The well-orchestrated bank heist campaign appears to be the handiwork of an Eastern European crime gang that blended the physical fraud actions of money mules and phony documentation with a cyberattack that began with spear-phishing emails. Those emails got the criminals access into low-level bank employee user accounts, and then ultimately, to bank employees with domain administrator accounts, says Brian Hussey, Trustwave's vice president of cyberthreat protection and response. Trustwave helped investigate the attacks after a payment-card processor in February of this year spotted a series of sketchy ATM withdrawals from the banks' customer accounts.
Trustwave says the attack campaign "represents a clear and imminent threat to financial institutions in European, North American, Asian and Australian regions within the next year."
Although the attack campaign was limited to nations in Eastern Europe and Africa, it could be deployed against banks in other geographic areas as well, Hussey says.
"This is a bit of warning to banks in western countries, as well as Eastern Europe and Russia," Hussey says. "It's really interesting how they combined the physical element with the cyber element, in a very organized fashion."
Trustwave's incident response team was hired by a third-party payment processor in March whose network had been infiltrated by the attackers as part of the heist. "They [the cybercriminals] took out 4G of data over a month. They had all the domains, administrator credentials ... and access to the payment processor," says Hussey, a former FBI cybercrime investigator.
The heist went down this way, according to Trustwave:
Physical Stage I Recruit of mules to open bank accounts and issue new debit cards
Cyber Stage I Obtain unauthorized privileged access to the bank’s network
Cyber Stage II Compromise third-party processor’s network
Cyber Stage III Obtain privileged access to Card Management System
Cyber Stage IV Activate overdraft on specific bank accounts
Physical Stage II Cash-out from ATMs in multiple cities and countries
Source: Trustwave
The criminals needed access to the bank employee accounts to set overdraft features to the debit-card accounts the mules had opened.

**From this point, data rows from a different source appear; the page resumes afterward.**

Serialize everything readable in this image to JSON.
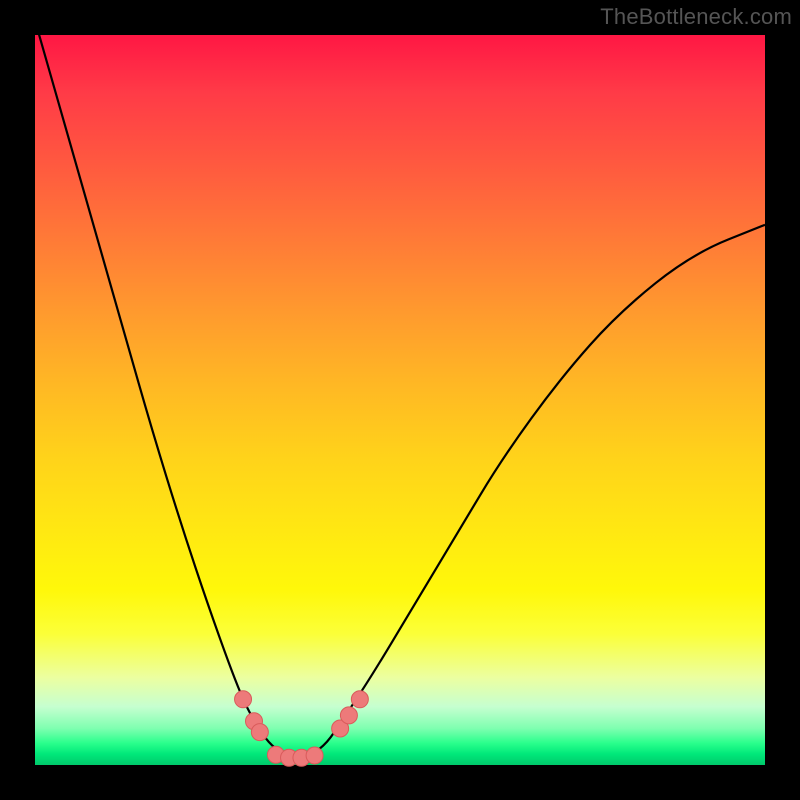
{
  "watermark": "TheBottleneck.com",
  "chart_data": {
    "type": "line",
    "title": "",
    "xlabel": "",
    "ylabel": "",
    "xlim": [
      0,
      1
    ],
    "ylim": [
      0,
      1
    ],
    "series": [
      {
        "name": "curve",
        "x": [
          0.0,
          0.04,
          0.08,
          0.12,
          0.16,
          0.2,
          0.24,
          0.28,
          0.3,
          0.32,
          0.34,
          0.36,
          0.38,
          0.4,
          0.42,
          0.46,
          0.52,
          0.58,
          0.64,
          0.72,
          0.8,
          0.9,
          1.0
        ],
        "y": [
          1.02,
          0.88,
          0.74,
          0.6,
          0.46,
          0.33,
          0.21,
          0.1,
          0.06,
          0.03,
          0.015,
          0.01,
          0.015,
          0.03,
          0.06,
          0.12,
          0.22,
          0.32,
          0.42,
          0.53,
          0.62,
          0.7,
          0.74
        ]
      }
    ],
    "markers": [
      {
        "x": 0.285,
        "y": 0.09
      },
      {
        "x": 0.3,
        "y": 0.06
      },
      {
        "x": 0.308,
        "y": 0.045
      },
      {
        "x": 0.33,
        "y": 0.014
      },
      {
        "x": 0.348,
        "y": 0.01
      },
      {
        "x": 0.365,
        "y": 0.01
      },
      {
        "x": 0.383,
        "y": 0.013
      },
      {
        "x": 0.418,
        "y": 0.05
      },
      {
        "x": 0.43,
        "y": 0.068
      },
      {
        "x": 0.445,
        "y": 0.09
      }
    ],
    "colors": {
      "curve": "#000000",
      "marker_fill": "#ed7a7a",
      "marker_stroke": "#d95b5b"
    }
  }
}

That's where a low-risk debit card account can be converted to a credit card so a customer can withdraw cash even if he or she doesn't have the requisite balance. Once they stole those bank credentials, they altered the debit cards to low risk and high-overdraft levels and eliminated existing anti-fraud parameters set for the accounts. With the overdraft feature, "you can take $25,000 to $30,000" out of the ATM per card, Hussey notes.

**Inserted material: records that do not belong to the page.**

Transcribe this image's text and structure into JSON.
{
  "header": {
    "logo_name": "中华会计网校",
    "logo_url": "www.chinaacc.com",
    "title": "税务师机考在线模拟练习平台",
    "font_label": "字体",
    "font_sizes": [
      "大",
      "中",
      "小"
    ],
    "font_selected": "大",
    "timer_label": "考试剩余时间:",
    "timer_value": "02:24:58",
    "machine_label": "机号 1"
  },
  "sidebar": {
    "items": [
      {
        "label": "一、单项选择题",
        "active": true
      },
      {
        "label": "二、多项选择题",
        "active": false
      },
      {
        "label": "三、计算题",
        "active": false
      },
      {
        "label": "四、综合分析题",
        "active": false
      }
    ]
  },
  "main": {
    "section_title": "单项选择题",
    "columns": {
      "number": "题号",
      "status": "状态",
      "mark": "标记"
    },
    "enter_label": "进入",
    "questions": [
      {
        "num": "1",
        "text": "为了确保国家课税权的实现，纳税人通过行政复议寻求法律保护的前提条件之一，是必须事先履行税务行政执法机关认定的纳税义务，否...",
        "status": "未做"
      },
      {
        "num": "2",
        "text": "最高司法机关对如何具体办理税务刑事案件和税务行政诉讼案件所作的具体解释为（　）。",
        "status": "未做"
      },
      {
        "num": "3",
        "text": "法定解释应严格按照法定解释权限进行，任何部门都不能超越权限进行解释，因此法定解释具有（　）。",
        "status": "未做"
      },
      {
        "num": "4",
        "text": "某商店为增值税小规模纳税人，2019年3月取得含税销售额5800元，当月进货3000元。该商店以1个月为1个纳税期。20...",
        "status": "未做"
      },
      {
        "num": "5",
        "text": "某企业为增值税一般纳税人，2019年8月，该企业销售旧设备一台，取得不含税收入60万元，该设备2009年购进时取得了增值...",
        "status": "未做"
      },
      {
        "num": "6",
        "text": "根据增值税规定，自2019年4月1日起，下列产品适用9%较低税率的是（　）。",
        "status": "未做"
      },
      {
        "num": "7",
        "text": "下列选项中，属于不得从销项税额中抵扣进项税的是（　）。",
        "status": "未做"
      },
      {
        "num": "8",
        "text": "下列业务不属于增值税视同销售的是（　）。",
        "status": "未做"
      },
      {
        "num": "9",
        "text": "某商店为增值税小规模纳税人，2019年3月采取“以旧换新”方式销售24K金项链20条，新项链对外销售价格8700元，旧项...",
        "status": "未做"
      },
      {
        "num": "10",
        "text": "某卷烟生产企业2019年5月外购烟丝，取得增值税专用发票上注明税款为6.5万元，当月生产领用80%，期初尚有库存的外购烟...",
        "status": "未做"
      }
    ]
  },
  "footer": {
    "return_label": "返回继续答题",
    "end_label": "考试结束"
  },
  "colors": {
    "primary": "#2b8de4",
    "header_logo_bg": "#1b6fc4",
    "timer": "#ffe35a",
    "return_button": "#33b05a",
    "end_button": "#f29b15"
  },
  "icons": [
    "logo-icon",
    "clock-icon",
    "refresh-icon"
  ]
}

"In a very coordinated fashion, people in Eastern Europe were at ATMs and taking out as much money as they could from as many ATMs as they could … In video footage, you could see them walking out and handing over the cash," he says.

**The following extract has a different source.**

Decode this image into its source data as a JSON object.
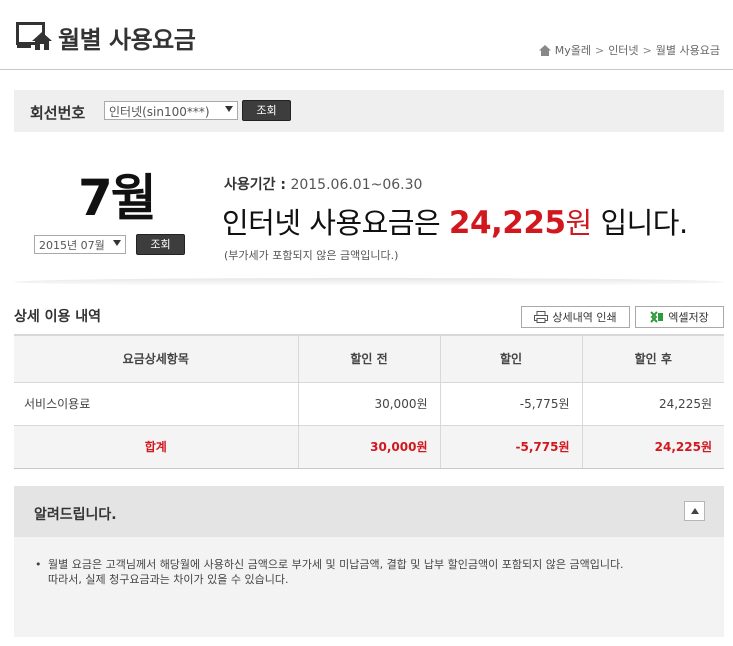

He says his team hasn't had enough information to publicly say the attacks were aligned with a specific cybercrime gang, although it is possible it could be the infamous Carbanak/aka FIN7 group out of Russia. "But we haven't found any technical clues" to determine that, he says.
Weak Links in the Chain
The attacks took advantage of several configuration and management holes in the banking systems. According to Trustwave, because the core banking systems and card management software weren't integrated, there were no red-flag detections of fraud, which gave the criminals more time and leeway to pull off the heist.
User authorization controls was another weakness: a single bank employee user could both request changes to and approve changes to debit card account, and domain administrator privileges were easily stolen via the Windows Domain administrator, Trustwave said in its report.
Interestingly, malware was not the centerpiece of the campaign. "They were living off the land using tools used by real users, such as network scanning and some administrative tools," Hussey says. "They did as much as they could not using malware" so as not to raise any alarms, he says.
With all of the banks hit, Trustwave's investigators saw the same MO that led them to conclude the campaign originated out of an organized crime operation. And there are likely more victim banks that haven't yet discovered they were breached, Hussey says.
"We think this is just one [instance] of many attacks," he says.
Ilia Kolochenko, CEO of Web security firm High-Tech Bridge, points out that the attacks' techniques are less sophisticated than those that Western banks experience. "This can probably be explained by practicality and a pragmatic approach from attackers – banking infrastructure and enacted security controls in developing countries are much less sophisticated than in the Western World," Kolochenko says. Even so, Western banks should be on alert for this type of campaign, however, he says.